Pero ¿cuándo el amor es propiamente amor? ¿Puede uno amar a quien le acompañó por una hora? ¿Por dos horas, dos meses, dos años, dos minutos? ¿Se ama a quien se conoce, justamente por eso, o es quizás al revés: conocemos para mejor desconocer, y así poder amar sin el estorbo de la realidad? ¿No es cierto que quienes más se aman son a veces quienes menos se conocen? Ni una sola de estas preguntas se plantea jamás para buscar respuesta verdadera. Ninguna la tiene, ni la tendrá, a menos que uno decida imponérsela, casi siempre de acuerdo con su más absoluta inconveniencia. Incluso sin respuesta, lanzadas al espacio estratosférico de los propios insomnios, las preguntas que apuntan hacia la probable existencia del amor suelen aparecer cuando no queda tiempo, ni voluntad, ni siquiera osadía para ponerlas en duda. Preguntarse si por casualidad se ama equivale a plantear una alternativa entre felicidad y desdicha, buena y mala fortuna, besos y bofetadas. Se elige ser feliz, besado, afortunado, aun en la certeza de que sucederá lo opuesto, igual que se le dice "que te vaya bien" a un enfermo terminal. Elegimos a veces a costillas de la conveniencia y el sosiego, por razones tan inaccesibles como irracionales, por eso las preguntas laten sin respuestas, y al final son capaces de aceptar cualquiera. El amor es lo más parecido a las mentiras. Justifica u opaca a la razón, por derecho o torcido que parezca, no requiere de justificaciones, se reproduce a la menor provocación y exige todo el crédito del mundo. Además de que nadie o casi nadie puede vivir tranquilo en su total ausencia. Por eso, cuando vienen las preguntas, lo hacen acompañadas de su correspondiente hilera de respuestas obvias. Sí. Claro. Por supuesto. Para siempre. ¿Por qué no? Cualquier cosa con tal de no quedarse en esta orilla solitaria, qué más da si después del amor está la nada. ¿O es que alguien está aquí sin entender que al final de la vida no queda más que la muerte?

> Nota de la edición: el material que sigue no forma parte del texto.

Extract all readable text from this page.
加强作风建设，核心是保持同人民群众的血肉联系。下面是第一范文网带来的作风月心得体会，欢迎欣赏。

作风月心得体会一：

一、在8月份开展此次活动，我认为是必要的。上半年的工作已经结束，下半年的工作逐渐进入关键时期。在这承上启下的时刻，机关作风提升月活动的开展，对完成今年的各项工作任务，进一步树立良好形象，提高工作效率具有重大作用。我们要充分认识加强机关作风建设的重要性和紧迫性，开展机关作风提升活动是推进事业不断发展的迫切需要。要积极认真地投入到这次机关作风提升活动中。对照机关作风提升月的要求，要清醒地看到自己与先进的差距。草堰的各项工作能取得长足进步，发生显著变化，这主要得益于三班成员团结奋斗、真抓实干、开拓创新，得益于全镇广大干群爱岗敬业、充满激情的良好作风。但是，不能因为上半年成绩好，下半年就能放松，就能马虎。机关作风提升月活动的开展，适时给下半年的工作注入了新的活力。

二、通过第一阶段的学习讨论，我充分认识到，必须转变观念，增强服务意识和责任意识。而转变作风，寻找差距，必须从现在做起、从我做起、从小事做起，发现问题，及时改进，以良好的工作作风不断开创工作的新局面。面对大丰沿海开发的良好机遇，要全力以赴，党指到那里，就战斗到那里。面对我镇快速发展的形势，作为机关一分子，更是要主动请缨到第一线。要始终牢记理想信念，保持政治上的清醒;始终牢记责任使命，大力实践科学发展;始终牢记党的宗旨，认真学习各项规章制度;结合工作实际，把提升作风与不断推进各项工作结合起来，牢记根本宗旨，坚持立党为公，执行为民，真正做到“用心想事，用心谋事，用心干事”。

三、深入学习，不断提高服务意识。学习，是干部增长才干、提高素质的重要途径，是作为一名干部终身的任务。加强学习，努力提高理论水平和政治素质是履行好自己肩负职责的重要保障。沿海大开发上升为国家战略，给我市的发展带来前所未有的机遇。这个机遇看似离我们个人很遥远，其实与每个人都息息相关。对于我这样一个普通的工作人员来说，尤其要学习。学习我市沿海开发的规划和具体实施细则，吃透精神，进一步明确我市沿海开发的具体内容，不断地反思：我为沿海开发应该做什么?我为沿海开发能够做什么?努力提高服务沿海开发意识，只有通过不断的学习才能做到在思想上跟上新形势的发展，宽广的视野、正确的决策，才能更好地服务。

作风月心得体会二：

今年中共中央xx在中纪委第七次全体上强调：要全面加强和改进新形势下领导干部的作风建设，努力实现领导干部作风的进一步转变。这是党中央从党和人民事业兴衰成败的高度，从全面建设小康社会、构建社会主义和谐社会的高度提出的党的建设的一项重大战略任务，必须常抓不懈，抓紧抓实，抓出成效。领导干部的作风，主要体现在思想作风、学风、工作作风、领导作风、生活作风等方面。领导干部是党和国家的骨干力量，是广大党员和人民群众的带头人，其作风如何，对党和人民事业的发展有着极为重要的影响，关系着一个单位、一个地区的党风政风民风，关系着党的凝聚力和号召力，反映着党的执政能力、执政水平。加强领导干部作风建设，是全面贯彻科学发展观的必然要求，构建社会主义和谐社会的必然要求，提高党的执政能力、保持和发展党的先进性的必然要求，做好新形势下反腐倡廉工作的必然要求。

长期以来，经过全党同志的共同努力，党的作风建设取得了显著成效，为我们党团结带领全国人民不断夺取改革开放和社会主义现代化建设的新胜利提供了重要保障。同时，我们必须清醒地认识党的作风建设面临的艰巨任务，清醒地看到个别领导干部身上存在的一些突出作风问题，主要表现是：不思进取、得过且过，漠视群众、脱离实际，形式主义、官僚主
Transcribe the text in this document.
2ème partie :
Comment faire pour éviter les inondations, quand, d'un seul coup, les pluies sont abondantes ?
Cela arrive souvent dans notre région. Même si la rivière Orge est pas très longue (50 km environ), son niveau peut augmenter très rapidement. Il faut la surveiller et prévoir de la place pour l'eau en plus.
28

El inglés necesita de un verbo fatalista para emplear la expresión <enamorarse>: to fall. O sea que el enamorado no exactamente asciende a un estado superiror, sino al contrario: cae. Tropieza, se distrae, es entrampado. Cae, igual que Luzbel. Si Cristo hubiese dicho Enamoraos los unos a los otros, ya estaríamos todos viviendo en el Infierno. Pero sería injusto concluir que Amor y Averno son instancias iguales o siquiera equivalentes. El diablo de allá abajo y el diablo del amor podrán ser parientes, y en un momento socios, pero sus métodos difieren tanto como la horca del veneno, el sable del cuchillo, el cañon de la trampa.